Interestingly, in another research article, the authors found that those with higher confidence in their abilities exhibit more critical thinking when using AI tools at work, as they are more skeptical of the validity of an LLM's output. They also identify AI hallucinations as a critical problem in using generative tools in daily work, because users are not willing to check AI outputs as closely as they should in these early years of LLM technology. To combat these compounding issues, they propose a "shortlisting" AI program that provides provocations to spark a worker's own critical thinking skills, rather than correcting mistakes or streamlining workflows. Using AI to strengthen knowledge workers' cognitive abilities, rather than stymying them, could be a productive way forward.
Takeaways for Planners
The study authors posit "GenAI shifts the nature of critical thinking toward information verification, response integration, and task stewardship." While these are important factors of critical thinking, they do not encompass the entire cognition process needed for effective planning and problem solving. This and other studies point to a potential future in which knowledge workers rely on GenAI so much that they are no longer willing or able to correctly assess the quality of their work or work independently of such tools.
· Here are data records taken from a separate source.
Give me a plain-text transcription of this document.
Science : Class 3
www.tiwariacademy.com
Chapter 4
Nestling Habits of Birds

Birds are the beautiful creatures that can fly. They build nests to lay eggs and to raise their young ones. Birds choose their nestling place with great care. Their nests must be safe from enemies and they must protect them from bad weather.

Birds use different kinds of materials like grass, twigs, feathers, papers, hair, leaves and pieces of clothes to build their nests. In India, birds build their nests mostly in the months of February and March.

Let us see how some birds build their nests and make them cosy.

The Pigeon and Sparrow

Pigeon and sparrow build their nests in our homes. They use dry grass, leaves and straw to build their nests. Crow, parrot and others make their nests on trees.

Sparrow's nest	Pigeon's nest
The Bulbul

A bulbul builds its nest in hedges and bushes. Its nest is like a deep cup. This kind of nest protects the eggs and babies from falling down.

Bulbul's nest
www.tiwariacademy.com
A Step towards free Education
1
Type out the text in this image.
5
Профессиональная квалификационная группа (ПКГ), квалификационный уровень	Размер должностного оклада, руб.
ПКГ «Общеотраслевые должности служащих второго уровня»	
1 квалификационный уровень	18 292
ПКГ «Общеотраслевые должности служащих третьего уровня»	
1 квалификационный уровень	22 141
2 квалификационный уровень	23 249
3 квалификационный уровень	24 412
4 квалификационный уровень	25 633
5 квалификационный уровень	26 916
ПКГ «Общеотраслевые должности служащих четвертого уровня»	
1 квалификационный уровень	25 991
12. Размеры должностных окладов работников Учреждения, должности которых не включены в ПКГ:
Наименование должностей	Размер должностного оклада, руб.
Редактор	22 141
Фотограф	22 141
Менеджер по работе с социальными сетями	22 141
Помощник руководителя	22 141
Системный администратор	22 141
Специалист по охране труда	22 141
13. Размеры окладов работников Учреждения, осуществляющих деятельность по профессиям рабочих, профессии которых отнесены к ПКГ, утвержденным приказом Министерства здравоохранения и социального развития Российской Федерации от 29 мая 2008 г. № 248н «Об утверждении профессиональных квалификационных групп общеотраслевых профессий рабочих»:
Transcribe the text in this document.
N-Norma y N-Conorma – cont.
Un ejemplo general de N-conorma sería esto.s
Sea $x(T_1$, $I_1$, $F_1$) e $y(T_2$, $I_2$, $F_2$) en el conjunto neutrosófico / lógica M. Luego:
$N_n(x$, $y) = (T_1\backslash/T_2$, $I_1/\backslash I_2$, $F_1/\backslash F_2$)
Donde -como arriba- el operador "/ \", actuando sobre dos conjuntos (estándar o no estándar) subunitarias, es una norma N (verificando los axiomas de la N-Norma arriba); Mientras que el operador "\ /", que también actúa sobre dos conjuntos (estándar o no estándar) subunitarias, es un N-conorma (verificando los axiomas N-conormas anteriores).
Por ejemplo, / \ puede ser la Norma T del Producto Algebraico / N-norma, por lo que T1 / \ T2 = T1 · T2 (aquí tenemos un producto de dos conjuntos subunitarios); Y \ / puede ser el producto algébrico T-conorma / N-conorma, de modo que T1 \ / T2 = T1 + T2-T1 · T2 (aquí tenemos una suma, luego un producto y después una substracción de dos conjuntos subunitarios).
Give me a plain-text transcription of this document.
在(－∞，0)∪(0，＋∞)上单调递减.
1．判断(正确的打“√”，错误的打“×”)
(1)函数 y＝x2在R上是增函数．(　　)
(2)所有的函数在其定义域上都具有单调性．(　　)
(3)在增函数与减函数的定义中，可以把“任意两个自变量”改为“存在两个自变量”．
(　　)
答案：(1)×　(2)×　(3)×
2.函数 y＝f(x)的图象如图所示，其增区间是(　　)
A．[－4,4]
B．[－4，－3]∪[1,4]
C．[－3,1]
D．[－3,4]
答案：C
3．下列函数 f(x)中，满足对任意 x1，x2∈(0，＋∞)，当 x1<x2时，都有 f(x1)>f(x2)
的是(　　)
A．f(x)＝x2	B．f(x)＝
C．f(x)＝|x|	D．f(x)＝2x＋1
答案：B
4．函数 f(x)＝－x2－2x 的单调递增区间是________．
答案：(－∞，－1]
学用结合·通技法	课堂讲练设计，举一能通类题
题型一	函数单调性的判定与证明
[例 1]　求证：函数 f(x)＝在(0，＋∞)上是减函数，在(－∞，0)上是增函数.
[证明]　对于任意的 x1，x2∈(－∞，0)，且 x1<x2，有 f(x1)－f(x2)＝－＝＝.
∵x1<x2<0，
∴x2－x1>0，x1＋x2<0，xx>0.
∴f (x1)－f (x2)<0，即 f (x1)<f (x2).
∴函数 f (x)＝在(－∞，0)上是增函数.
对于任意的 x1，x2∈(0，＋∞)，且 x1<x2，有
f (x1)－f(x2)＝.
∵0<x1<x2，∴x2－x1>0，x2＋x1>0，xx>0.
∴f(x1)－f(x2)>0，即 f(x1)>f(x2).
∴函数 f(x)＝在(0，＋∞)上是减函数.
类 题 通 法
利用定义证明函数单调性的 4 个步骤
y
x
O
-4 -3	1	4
But there is another future in which AI can be harnessed to strengthen critical thinking capabilities, but only if we choose to use it in this way. AI is still new and volatile, and the U.S. currently lacks robust legislation to properly govern its use. Furthermore, planning work is so community-oriented and context-specific that overreliance on using AI to think critically about problems may remove much-needed nuance from solutions.
As we continue to navigate this unprecedented landscape, we should consider how these tools align with our personal and professional ethics. Planning leaders in particular have a responsibility to fully understand the downsides of AI so that they can make informed decisions about its use in the workplace. Planners who use GenAI in their work should continue to use it carefully and thoughtfully as guardrails are put into place.